Real clues. Not nonsense.
In “Quantum minds: Why we think like quarks” (New Scientist, 05 September 2011), Mark Buchanan tells us “The fuzziness and weird logic of the way particles behave applies surprisingly well to how humans think”:
THE quantum world defies the rules of ordinary logic. Particles routinely occupy two or more places at the same time and don’t even have well-defined properties until they are measured. It’s all strange, yet true – quantum theory is the most accurate scientific theory ever tested and its mathematics is perfectly suited to the weirdness of the atomic world.
And, he links,
Human thinking, as many of us know, often fails to respect the principles of classical logic. We make systematic errors when reasoning with probabilities, for example. Physicist Diederik Aerts of the Free University of Brussels, Belgium, has shown that these errors actually make sense within a wider logic based on quantum mathematics. The same logic also seems to fit naturally with how people link concepts together, often on the basis of loose associations and blurred boundaries. That means search algorithms based on quantum logic could uncover meanings in masses of text more efficiently than classical algorithms.

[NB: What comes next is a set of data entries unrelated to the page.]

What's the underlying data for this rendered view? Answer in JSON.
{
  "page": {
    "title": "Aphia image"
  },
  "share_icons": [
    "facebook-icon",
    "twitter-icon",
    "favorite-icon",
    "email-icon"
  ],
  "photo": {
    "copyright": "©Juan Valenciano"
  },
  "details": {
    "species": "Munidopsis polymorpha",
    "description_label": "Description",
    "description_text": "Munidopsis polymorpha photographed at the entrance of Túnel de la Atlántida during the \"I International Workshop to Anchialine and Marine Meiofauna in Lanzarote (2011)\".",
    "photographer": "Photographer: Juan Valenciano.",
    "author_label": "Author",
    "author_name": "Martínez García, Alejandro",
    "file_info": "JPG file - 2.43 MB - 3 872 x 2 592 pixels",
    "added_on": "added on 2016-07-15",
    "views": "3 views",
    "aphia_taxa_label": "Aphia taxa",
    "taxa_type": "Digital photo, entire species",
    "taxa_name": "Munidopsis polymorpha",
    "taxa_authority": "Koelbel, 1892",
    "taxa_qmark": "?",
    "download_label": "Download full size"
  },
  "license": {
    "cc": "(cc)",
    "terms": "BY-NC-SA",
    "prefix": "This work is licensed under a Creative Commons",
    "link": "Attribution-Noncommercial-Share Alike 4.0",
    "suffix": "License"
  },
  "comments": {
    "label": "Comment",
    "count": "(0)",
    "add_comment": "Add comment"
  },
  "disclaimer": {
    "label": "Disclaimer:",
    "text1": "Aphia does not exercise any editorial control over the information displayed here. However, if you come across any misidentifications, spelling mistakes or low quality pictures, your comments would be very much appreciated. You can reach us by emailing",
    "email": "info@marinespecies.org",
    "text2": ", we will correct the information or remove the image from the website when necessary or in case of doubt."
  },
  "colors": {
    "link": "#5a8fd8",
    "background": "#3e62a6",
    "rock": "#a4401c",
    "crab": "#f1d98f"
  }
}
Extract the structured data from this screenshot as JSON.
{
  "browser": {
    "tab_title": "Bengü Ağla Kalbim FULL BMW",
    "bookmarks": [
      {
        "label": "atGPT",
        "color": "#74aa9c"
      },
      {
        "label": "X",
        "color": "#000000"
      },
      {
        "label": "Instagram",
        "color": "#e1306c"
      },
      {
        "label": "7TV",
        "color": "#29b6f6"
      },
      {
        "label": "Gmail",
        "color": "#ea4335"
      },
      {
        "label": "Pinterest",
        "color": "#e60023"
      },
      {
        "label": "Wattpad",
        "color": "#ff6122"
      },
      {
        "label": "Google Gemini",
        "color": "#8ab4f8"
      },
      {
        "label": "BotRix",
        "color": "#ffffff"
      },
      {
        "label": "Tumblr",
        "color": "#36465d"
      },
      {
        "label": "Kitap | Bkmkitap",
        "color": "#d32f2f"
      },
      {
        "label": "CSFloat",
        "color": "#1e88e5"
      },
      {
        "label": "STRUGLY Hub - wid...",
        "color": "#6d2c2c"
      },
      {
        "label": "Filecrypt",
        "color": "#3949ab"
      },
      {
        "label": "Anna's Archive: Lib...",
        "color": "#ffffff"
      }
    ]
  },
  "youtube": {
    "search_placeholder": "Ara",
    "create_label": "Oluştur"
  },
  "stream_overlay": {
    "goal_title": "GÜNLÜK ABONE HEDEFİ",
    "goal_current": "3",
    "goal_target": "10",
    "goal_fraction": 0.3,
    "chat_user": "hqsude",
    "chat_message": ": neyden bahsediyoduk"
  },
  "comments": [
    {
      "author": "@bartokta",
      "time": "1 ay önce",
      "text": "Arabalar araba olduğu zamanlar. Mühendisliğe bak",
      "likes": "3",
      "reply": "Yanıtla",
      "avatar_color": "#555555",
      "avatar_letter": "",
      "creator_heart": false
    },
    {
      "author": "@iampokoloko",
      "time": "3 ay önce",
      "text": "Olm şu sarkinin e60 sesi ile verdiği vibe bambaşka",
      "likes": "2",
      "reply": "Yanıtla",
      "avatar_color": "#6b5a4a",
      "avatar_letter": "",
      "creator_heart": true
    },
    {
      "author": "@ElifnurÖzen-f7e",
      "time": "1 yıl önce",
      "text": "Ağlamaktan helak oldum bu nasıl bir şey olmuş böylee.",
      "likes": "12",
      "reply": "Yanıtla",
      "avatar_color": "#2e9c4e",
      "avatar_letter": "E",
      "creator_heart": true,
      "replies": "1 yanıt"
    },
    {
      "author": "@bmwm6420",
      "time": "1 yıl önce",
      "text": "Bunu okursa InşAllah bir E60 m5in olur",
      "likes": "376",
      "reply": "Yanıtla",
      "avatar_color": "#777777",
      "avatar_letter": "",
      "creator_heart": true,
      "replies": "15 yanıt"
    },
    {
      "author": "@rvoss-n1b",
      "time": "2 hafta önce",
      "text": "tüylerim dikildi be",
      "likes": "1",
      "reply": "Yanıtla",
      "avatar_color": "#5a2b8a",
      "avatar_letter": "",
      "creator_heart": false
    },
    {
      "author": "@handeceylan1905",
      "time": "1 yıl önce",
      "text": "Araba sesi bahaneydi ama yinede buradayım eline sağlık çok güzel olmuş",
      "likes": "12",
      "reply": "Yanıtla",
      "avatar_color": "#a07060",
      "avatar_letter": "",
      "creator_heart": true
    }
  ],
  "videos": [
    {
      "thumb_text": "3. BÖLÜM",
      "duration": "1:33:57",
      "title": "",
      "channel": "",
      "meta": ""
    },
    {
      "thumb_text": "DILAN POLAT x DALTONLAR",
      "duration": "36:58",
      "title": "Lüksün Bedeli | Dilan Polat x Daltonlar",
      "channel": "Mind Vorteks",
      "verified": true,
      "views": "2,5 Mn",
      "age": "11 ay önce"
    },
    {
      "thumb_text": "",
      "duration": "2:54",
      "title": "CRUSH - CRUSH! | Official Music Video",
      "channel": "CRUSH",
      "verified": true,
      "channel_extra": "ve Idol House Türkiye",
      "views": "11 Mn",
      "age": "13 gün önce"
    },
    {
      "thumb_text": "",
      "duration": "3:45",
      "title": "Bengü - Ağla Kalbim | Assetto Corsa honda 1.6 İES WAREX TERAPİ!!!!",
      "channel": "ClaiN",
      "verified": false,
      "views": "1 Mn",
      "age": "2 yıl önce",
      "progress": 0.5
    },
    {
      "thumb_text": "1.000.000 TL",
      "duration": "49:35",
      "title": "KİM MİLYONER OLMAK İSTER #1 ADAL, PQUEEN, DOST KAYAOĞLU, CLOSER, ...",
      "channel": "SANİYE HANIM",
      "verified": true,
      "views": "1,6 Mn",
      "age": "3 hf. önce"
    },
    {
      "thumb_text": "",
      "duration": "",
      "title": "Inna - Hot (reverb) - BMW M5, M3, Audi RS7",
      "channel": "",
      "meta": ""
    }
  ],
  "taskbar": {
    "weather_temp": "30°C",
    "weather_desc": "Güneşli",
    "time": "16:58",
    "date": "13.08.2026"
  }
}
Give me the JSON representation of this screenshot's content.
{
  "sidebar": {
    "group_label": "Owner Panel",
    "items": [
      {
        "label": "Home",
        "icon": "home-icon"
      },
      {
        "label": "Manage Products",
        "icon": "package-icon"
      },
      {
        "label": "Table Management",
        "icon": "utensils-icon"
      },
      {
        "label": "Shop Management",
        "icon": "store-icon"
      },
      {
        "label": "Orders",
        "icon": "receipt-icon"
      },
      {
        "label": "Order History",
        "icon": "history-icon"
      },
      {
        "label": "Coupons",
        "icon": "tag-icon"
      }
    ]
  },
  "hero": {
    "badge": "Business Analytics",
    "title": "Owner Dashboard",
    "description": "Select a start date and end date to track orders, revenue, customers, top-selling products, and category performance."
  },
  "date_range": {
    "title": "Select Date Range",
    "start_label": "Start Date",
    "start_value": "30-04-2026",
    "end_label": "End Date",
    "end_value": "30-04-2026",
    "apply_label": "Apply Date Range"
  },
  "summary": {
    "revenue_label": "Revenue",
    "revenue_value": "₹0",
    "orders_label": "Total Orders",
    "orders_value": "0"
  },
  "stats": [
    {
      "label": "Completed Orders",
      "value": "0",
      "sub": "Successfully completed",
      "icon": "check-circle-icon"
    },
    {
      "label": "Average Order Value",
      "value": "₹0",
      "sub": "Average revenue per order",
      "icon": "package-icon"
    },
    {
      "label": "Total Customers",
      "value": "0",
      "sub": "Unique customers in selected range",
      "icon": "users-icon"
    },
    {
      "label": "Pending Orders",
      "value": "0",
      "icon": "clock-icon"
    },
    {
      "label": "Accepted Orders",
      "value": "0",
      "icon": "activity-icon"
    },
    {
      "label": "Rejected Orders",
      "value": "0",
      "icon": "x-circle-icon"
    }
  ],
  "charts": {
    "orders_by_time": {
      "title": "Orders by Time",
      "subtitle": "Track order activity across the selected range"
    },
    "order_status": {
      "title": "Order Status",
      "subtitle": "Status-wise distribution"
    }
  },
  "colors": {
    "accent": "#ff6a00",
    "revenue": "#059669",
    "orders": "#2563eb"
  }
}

Indeed. One way you can tell: A reliable source of humour is the “computer brain,” trapped by mere logic into unthinkable responses:
It. Is. Insufficiently. Proven. That. This. Package. Will. Explode. Therefore. I. Shall. … KA-BOOM!!
Machine parts all over the office …
For these and other reasons, humans can’t even afford to think like machines. And that very much figures in the development of search engines, as Buchanan explains.